Admitting the Big East is in crisis, Tranghese claimed Monday that a move by Miami to the Atlantic Coast Conference would "be the most disastrous blow to intercollegiate athletics in my lifetime."
That line was the highlight of the commissioner's bombastic 30-minute news conference, a whopper of a show designed to sway public opinion and put pressure on Miami president Donna Shalala.
Tranghese said during Day 3 of these crucial, five-day conference meetings athletic directors talked about money, integrity and history, and how all related to Miami's crucial decision, which will likely trigger similar decisions by two other ACC targets, Syracuse and Boston College.
Tranghese recalled 1991, when Miami was an independent, its athletic programs were in shambles, and nobody was asking the Hurricanes to join their league.
"I said, 'We will help you in a lot of ways and you'll help us,"' Tranghese said. "And we've done that. So, we're going to end that, and damage the people who've extended this opportunity?

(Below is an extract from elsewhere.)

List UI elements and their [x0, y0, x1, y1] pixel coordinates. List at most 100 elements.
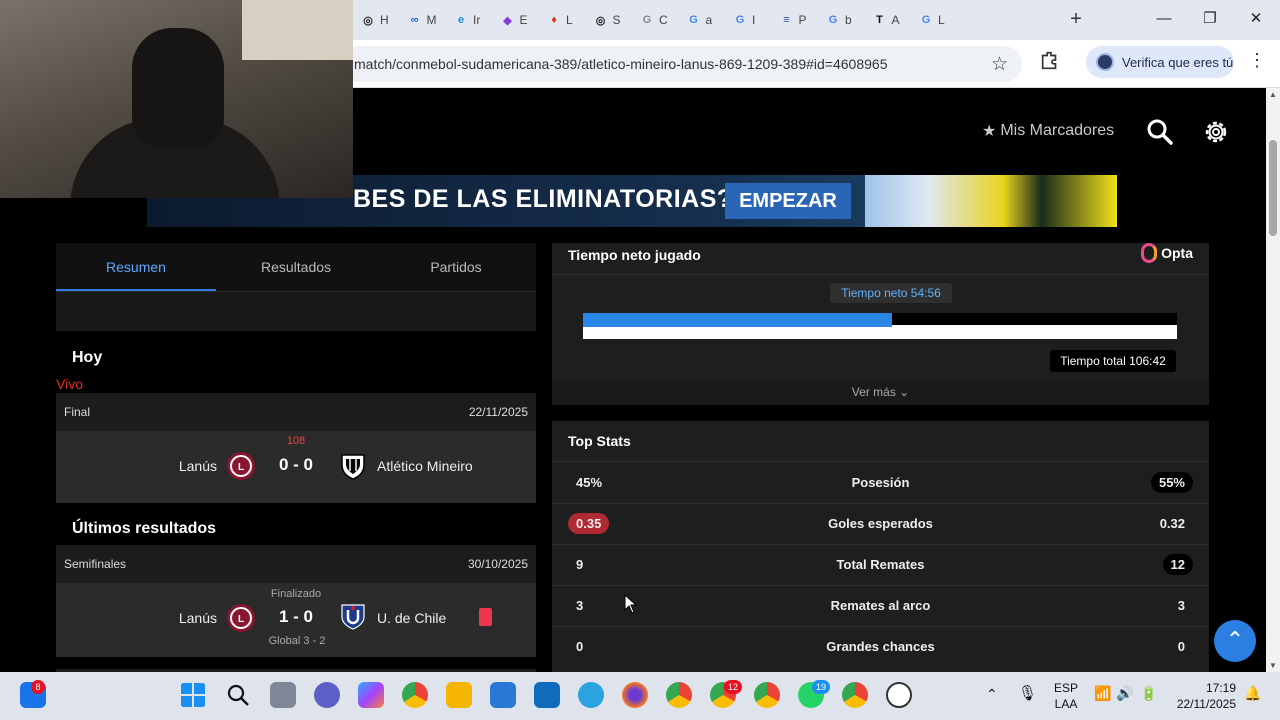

I find that unacceptable."
Tranghese asked Shalala to honor Miami's commitment to the Big East and recognize how drastically a move could harm college sports.
The commissioner implored Miami and the other two schools to appreciate the history of a conference that began in 1979, helped revive college basketball on the East Coast and, most recently, became a powerhouse in several sports.
He called on Shalala and Miami athletic director Paul Dee to closely examine the ACC's proposed financial package, which he doesn't believe is much better than what the Big East could offer.
A domino effect
Then, in the highlight of the news conference, Tranghese said a Miami move would start a domino effect that could forever alter college sports for the worse.
"At the end of the day, President Shalala is going to have to look at the issues we've talked about, have to look at financial obligations, have to look at integrity issues," Tranghese said. "And then she's going to have to factor in the irreparable harm that's going to be caused to members of my league.
"Aside from that, and this will sound self-serving, this will be the most disastrous blow to intercollegiate athletics in my lifetime. It's wrong."
Tranghese ruled out trying to poach teams out of other leagues to give the Big East the 12-team setup Dee and many others believe is the wave of the future. He dismissed the ACC's oft-advanced idea that it needs to get to 12 teams to protect itself from being scavenged by other conferences.
"I don't know where the danger is coming from," Tranghese said. "I don't know any situation where anyone has tried to engage the ACC in any bit of expansion discussion."